WOLA: Advocacy for Human Rights in the Americas
23 Apr 2016 | Commentary

4 Ways the Mexican Government Obstructed Justice and Impeded the Investigation into the 43 Disappeared Students

1. Mexican authorities repeatedly denied the Group of Experts’ access to the soldiers who were watching, photographing, and taking notes of the attacks on the students.

All security forces in Mexico share information through a multi-agency communication system known as the C-4. Local police were communicating on the C-4 the night of the students’ disappearance. The military in Iguala was listening to the C-4 and was aware of the students’ movements that evening. According to testimonies, during the evening a group of soldiers entered the police station and searched the cells where some of the students were said to have been taken. A military intelligence agent was also present at the scene of one of the attacks on the students and witnessed their detention by municipal police; he reported his observations back to his superiors over the C-4 system and took photos on a cellular phone.

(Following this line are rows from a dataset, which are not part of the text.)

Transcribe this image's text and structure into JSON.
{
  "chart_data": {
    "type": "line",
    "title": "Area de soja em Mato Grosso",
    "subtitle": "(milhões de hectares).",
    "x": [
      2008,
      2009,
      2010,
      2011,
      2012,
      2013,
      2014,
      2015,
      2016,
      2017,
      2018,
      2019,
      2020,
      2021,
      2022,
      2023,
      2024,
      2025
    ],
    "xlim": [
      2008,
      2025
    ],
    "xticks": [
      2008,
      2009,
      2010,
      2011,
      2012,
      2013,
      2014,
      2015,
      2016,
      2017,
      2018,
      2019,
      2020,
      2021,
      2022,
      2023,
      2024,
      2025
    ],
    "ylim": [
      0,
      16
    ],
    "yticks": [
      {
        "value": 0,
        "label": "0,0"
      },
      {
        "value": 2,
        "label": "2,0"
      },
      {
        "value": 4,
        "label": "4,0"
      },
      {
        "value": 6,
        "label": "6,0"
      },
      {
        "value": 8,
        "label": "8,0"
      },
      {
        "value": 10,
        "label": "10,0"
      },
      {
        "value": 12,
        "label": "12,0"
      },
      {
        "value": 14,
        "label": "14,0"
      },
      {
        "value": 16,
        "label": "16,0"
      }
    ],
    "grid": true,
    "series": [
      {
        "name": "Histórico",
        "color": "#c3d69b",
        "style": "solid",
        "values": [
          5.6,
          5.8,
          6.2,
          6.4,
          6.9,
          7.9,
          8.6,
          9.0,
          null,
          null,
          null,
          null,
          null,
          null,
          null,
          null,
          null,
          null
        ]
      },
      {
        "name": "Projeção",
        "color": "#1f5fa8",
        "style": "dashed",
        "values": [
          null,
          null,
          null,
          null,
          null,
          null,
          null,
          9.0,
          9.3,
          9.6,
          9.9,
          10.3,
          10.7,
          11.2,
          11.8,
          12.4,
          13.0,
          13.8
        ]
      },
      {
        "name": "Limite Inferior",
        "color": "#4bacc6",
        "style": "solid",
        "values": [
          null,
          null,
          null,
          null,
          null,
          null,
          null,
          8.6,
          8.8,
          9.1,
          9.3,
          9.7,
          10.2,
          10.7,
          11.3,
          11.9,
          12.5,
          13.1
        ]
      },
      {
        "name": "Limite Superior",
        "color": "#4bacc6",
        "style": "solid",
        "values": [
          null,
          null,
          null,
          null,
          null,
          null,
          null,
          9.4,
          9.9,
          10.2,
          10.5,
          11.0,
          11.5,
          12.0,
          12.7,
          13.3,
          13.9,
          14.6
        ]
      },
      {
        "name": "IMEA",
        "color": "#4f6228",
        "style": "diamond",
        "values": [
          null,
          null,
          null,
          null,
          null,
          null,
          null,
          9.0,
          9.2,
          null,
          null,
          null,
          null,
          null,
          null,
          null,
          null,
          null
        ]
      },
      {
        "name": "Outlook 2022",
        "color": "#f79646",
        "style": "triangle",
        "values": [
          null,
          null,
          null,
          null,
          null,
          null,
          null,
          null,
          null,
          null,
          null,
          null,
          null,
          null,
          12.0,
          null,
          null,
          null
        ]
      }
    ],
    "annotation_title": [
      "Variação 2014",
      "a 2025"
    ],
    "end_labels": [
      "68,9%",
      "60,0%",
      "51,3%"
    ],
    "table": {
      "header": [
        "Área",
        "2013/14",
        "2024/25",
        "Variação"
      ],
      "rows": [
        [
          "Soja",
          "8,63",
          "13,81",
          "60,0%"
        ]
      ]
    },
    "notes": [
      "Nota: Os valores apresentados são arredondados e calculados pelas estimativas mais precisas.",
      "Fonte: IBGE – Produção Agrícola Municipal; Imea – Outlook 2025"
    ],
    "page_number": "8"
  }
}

This evidence has yet to be provided to the Experts or civilian authorities. The military has also not granted access to C-4 communications from two specific periods during the night of the attacks.

2. Many of the suspects that the Mexican government arrested in connection with the case have claimed they were tortured.

Medical reports by Mexico’s Attorney General’s Office show that 70 percent of the detainees in the case had injuries indicative of torture or mistreatment. Given that the majority of the government’s evidence to support its “historic truth”—that the students were incinerated at the trash dump—is based on testimonies, the confirmation of torture would further undermine the credibility of the government’s original investigation and raise concerns about coerced confessions.

3. Misleading evidence was leaked to the media.

Parts of detainees’ testimonies that support the Mexican government’s “historic truth” about the trash dump were leaked to the media, but the information contained in these testimonies was not corroborated. In some cases the leaked information doesn’t correspond to what was actually said in the testimonies. The Group of Experts has requested that the Mexican Attorney General’s Office investigate the source of the leaked information.

4. The Attorney General’s Office excluded information from the investigation.

Evidence that could have been important in the students’ case was kept in separate investigations that the Experts did not have access to. This includes remains found in an area where the students’ parents had requested that authorities search. Likewise, the testimonies and other information given by key individuals whose detention was requested by the Experts have been excluded from the Ayotzinapa investigation.